Most identity systems focus on the moment of verification. You present something, the system checks it, and you get a result. But that only shows the surface. Inside SIGN, identity isn’t a single step, it’s a sequence that starts much earlier and continues even after verification is complete.

It begins with issuance, where an authorized entity creates a structured, signed credential tied to a defined schema. Instead of being stored in a central database, that credential is handed directly to the user, who holds it independently. This shifts identity from something requested on demand to something carried and controlled by the individual.
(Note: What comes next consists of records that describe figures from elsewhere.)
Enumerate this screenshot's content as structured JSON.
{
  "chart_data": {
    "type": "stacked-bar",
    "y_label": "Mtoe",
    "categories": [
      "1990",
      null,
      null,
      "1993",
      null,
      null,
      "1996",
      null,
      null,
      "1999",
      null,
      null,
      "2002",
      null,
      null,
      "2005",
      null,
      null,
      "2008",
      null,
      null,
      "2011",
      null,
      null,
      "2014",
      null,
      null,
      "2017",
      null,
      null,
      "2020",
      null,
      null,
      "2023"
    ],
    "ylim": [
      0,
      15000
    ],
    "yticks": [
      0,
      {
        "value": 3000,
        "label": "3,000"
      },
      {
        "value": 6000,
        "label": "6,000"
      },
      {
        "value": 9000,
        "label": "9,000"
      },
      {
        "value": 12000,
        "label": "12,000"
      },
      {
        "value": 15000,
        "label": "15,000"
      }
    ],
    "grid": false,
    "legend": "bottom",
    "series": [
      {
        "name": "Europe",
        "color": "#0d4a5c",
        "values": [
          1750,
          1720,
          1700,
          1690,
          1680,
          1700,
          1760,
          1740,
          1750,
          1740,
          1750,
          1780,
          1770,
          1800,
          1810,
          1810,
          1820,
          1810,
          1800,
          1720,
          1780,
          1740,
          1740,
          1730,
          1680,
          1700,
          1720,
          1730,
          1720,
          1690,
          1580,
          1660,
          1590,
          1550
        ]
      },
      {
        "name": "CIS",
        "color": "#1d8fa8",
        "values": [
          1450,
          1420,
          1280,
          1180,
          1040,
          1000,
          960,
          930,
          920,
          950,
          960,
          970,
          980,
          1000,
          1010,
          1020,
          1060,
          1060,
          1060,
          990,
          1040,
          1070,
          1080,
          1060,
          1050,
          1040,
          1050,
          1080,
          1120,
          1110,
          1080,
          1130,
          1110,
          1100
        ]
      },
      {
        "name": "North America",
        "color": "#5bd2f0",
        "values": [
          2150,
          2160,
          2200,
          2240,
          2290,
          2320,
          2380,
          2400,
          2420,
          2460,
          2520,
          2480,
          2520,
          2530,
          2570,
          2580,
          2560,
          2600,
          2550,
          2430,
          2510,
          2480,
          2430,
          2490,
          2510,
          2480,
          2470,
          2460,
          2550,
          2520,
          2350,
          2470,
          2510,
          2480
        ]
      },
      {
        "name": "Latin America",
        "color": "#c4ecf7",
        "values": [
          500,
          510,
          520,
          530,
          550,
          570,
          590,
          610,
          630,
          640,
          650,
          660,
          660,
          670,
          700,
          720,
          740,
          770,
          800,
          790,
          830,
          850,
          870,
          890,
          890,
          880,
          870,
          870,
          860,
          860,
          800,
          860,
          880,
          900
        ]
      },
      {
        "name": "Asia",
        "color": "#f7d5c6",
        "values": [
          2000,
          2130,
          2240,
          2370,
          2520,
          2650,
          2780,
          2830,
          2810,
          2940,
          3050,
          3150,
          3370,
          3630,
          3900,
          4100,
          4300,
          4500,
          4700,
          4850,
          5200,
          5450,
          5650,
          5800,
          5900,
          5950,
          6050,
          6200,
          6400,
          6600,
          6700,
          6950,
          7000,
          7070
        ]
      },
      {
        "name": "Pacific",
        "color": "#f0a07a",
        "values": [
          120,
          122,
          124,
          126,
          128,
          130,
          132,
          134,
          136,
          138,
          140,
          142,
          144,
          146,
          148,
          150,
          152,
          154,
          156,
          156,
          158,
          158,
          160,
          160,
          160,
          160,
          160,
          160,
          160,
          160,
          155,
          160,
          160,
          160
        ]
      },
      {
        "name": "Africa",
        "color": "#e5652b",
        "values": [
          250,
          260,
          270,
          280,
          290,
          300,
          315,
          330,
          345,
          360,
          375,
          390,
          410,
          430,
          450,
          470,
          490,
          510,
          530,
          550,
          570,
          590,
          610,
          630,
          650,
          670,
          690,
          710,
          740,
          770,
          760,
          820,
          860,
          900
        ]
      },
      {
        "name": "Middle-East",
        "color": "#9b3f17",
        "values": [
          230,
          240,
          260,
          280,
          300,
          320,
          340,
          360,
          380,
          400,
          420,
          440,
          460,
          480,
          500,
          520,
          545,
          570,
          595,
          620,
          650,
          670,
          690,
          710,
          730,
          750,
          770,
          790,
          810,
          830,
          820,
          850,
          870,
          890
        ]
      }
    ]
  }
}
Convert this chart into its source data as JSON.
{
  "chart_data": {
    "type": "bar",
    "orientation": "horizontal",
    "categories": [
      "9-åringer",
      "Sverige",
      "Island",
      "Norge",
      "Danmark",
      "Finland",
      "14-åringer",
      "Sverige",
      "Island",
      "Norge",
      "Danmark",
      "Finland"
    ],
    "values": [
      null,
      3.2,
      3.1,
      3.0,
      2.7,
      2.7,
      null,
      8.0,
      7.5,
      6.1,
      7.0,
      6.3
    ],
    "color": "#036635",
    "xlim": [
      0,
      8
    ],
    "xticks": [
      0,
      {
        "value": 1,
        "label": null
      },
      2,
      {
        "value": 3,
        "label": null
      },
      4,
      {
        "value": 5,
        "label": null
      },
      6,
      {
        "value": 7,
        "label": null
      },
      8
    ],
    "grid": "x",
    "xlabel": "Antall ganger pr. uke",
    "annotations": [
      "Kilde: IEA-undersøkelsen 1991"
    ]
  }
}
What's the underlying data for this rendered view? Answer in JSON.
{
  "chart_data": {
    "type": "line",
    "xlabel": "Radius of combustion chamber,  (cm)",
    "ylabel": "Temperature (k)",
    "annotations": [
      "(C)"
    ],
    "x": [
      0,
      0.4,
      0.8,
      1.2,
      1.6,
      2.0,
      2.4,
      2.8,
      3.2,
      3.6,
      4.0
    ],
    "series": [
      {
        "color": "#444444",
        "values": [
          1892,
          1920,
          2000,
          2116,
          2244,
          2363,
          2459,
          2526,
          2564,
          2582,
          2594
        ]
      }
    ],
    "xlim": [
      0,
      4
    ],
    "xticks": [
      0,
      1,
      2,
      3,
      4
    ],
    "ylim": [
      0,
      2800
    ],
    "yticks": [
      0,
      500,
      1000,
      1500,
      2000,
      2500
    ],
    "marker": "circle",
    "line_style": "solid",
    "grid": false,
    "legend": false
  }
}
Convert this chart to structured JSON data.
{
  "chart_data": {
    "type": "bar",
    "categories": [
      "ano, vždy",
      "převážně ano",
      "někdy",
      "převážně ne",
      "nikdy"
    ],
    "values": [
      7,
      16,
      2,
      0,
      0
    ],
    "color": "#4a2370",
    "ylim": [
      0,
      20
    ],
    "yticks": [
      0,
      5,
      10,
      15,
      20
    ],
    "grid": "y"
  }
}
When verification is required, the system doesn’t simply expose the full credential. The user creates a presentation, sharing only what is necessary, sometimes not even raw data, but a proof. At that point, verification becomes a layered process, checking signature validity, issuer recognition, schema compliance, and the current status of the credential, all at once.

That last part is where identity becomes dynamic. A credential that was valid before may no longer be valid now, so the system must confirm its status at the exact moment it is used. This means identity in Sign isn’t fixed, it evolves over time and depends on multiple components working together, including issuers, wallets, verifiers, and registries.

As a result, identity is no longer defined in one place. It is assembled at the moment of use, based on shared rules about who can issue, what formats are accepted, and how validity is maintained. So while identity feels portable on the surface, its meaning is still shaped by the system interpreting it, making it less about static data and more about how different layers stay aligned over time.